Dwayne leaned back. "Okay, Jenny, you saw the site. What did you make of it?"
Jenny referred to her notes as she spoke, the glasses used only for reading resting on the edge of her nose. "Well, this guy might be a pro when it comes to killing Indians, but he doesn't know his ass from the wall when it comes to digging a prehistoric ruin. The site looked like somebody had dropped a bomb on it. He broke as much as he probably found because he dug the site with a pick and large shovel; he ended up smashing some really nice pots in the process. He trashed a Kayenta black-on-white ceremonial vase that would have fetched at least $30,000 if he had been a little more careful. The guy's a pig."
Dwayne nodded thoughtfully. "So why do you think it was a commercial job, not some fella who just likes to pick up a few pots while he's out murdering people?"
Jenny pushed her glasses up higher on her nose. "Oh, this is definitely an industrial-strength operation. I mean, the guy left four unbroken pots at the site – they were Tusayan corrugated."
"Don't go getting technical on me, Jenny," said Dwayne. "Keep it simple. Okay?"
Jenny smiled. "Sorry, Dwayne, I sometimes forget that I'm dealing with cowboy heathens. Tusayan corrugated pottery is about as plain as it comes. The irony is, they are much older than the painted wares, which happen to be much more recent. The dealers and buyers don't want some dirty gray pot with cross-hatched ridges and a rough exterior – even if it's a thousand years older. They want the smooth stuff with all the bright, fancy designs. So professional pothunters often just leave the corrugated plain ware. That's why you can tell that this guy is a commercial pothunter. If a lone wolf had done this, they would have taken everything they found. They'd never even think about leaving an undamaged artifact behind."
"Okay, so if the killer is in the business of pothunting, how do you figure Willie Meeks fits into the picture?"
"I'd say that Willie was digging that cliff dwelling for the Anglo who killed him. There was more than one set of tracks up in the site. In fact, there were three. I don't know whether one of those belonged to Willie or not, but I'd guess yes."
"And I'd guess that the other pair belonged to Charlie Tizno. How's that grab you?"
Jenny shrugged her shoulders. "That's certainly a possibility. The tracks are hard to read because the whole overhang is now a mess from all the digging. Whoever it was, they were lazy. They just threw the dirt right over the side and down into the drainage below. I found a re-worked arrowhead from the early Archaic Period, which means it was originally made by a person who lived 2,000 years before the time of Christ."
Dwayne whistled. "I'll be damned."
"No doubt," grinned Jenny. "But the point is, these people only know pots – probably baskets, too. I didn't find anything but pieces of baskets on the site, but that doesn't mean that these guys didn't haul away some good ones before I got there."
"Wouldn't Indians do a better job than that?" asked Dwayne.
"Probably not. Paiutes are not the descendants of the Anasazi.
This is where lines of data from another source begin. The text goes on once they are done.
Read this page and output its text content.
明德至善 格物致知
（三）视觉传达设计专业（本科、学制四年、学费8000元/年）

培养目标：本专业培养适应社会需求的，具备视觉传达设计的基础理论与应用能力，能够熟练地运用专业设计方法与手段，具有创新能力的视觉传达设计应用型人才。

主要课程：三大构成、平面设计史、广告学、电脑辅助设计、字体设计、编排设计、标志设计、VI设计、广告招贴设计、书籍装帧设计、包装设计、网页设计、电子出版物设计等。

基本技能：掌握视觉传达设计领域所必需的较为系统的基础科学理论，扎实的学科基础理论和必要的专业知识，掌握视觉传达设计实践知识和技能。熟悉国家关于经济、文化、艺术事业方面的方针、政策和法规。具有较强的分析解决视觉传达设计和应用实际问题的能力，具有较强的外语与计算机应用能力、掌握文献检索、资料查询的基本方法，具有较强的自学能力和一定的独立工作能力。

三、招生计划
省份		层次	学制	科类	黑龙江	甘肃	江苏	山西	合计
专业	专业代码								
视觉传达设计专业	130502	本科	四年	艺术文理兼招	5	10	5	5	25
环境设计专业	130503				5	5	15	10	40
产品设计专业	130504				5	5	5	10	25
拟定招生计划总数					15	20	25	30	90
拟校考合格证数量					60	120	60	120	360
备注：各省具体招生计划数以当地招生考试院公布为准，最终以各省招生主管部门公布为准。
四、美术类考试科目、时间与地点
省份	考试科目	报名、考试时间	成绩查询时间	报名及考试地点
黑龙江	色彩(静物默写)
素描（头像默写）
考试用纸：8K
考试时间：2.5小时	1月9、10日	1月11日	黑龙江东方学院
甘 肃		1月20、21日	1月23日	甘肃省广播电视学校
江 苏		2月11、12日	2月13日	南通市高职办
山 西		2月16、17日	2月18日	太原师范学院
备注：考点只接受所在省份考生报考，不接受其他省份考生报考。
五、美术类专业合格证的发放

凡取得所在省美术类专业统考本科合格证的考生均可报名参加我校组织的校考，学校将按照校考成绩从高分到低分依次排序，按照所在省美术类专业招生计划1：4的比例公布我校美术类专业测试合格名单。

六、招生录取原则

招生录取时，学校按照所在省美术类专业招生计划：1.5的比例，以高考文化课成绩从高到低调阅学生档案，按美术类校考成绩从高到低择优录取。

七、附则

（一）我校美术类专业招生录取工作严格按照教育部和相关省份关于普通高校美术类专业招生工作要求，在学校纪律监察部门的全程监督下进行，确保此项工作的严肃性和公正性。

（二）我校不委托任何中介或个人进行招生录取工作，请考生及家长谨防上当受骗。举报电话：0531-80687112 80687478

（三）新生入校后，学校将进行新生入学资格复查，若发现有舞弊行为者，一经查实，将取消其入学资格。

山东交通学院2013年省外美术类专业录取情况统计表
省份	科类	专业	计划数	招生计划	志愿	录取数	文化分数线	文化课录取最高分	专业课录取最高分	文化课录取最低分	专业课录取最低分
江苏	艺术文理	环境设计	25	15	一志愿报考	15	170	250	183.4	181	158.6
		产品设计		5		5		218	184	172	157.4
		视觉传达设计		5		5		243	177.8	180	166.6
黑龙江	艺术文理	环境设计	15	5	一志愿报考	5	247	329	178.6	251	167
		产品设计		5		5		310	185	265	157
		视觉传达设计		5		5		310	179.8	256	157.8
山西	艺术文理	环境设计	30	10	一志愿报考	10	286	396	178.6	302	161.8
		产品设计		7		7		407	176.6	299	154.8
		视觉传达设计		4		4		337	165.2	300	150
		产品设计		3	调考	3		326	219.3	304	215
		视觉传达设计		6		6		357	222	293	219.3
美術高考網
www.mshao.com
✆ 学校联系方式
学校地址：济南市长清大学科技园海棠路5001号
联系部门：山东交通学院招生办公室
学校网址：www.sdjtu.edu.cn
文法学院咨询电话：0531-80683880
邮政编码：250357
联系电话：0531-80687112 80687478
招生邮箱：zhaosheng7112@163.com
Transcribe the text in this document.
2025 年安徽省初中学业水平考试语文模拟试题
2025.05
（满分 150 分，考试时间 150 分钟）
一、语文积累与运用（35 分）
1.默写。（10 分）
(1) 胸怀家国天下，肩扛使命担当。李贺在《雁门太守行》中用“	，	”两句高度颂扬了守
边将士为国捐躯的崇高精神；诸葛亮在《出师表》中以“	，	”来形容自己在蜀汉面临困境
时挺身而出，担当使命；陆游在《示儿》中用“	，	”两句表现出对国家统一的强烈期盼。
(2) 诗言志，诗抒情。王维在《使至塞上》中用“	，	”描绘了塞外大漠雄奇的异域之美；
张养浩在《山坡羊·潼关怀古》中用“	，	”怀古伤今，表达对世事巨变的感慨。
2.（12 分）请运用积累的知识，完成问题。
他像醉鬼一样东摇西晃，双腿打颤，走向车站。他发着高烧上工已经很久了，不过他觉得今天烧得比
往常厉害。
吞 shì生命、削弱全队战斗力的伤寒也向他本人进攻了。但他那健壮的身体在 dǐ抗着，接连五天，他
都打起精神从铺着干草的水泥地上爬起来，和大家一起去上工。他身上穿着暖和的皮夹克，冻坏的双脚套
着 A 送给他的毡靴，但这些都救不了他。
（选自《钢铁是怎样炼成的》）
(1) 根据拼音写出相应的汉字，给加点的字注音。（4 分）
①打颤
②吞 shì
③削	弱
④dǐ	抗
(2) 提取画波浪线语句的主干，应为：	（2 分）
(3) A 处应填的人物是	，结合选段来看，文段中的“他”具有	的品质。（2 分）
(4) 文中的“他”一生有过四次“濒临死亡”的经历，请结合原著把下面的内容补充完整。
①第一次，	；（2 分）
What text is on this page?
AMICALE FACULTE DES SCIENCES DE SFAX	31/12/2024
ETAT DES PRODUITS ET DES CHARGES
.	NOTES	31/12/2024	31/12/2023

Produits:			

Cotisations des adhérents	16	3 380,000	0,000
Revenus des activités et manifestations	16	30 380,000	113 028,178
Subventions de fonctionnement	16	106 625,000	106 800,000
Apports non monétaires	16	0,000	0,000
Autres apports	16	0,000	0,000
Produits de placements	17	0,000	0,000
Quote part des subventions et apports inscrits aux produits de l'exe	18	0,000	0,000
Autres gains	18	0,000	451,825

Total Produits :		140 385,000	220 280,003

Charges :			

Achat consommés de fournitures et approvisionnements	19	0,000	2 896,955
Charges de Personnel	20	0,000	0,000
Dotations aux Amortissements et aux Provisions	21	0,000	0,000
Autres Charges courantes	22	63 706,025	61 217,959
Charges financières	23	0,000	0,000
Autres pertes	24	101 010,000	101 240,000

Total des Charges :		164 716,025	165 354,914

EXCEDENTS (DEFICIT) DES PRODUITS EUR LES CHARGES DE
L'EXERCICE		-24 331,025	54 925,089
They're different people altogether, with completely different customs. And they're not familiar with the Anasazi burial habits, any more than a good Mormon cowboy like yourself would be. The Anasazi had many contrasting ways of burying their dead – hey, I did my Masters thesis on this, so don't get me going – but there aren't fifty people in the whole damn west who are really qualified to dig a burial without causing much damage."
"Are you?" asked Dwayne.
"You bet," grinned Jenny. "I've done quite a few around Lee's Ferry and the Paria River. And every burial has a twist that makes it special. I love digging burials, but there's never any money for it– unless, of course, the government happens to build a road through one, or somebody strikes uranium underneath one."
Dwayne's face scrunched in distaste. "Yeah, well, to be honest with you, I don't think I'd care too much for digging up some poor bastard's grave."
"That's because you Mormons are more superstitious than the Navajos. The burials are where we find the things the Anasazi wanted to travel into the spirit world with. Their spirit treasures."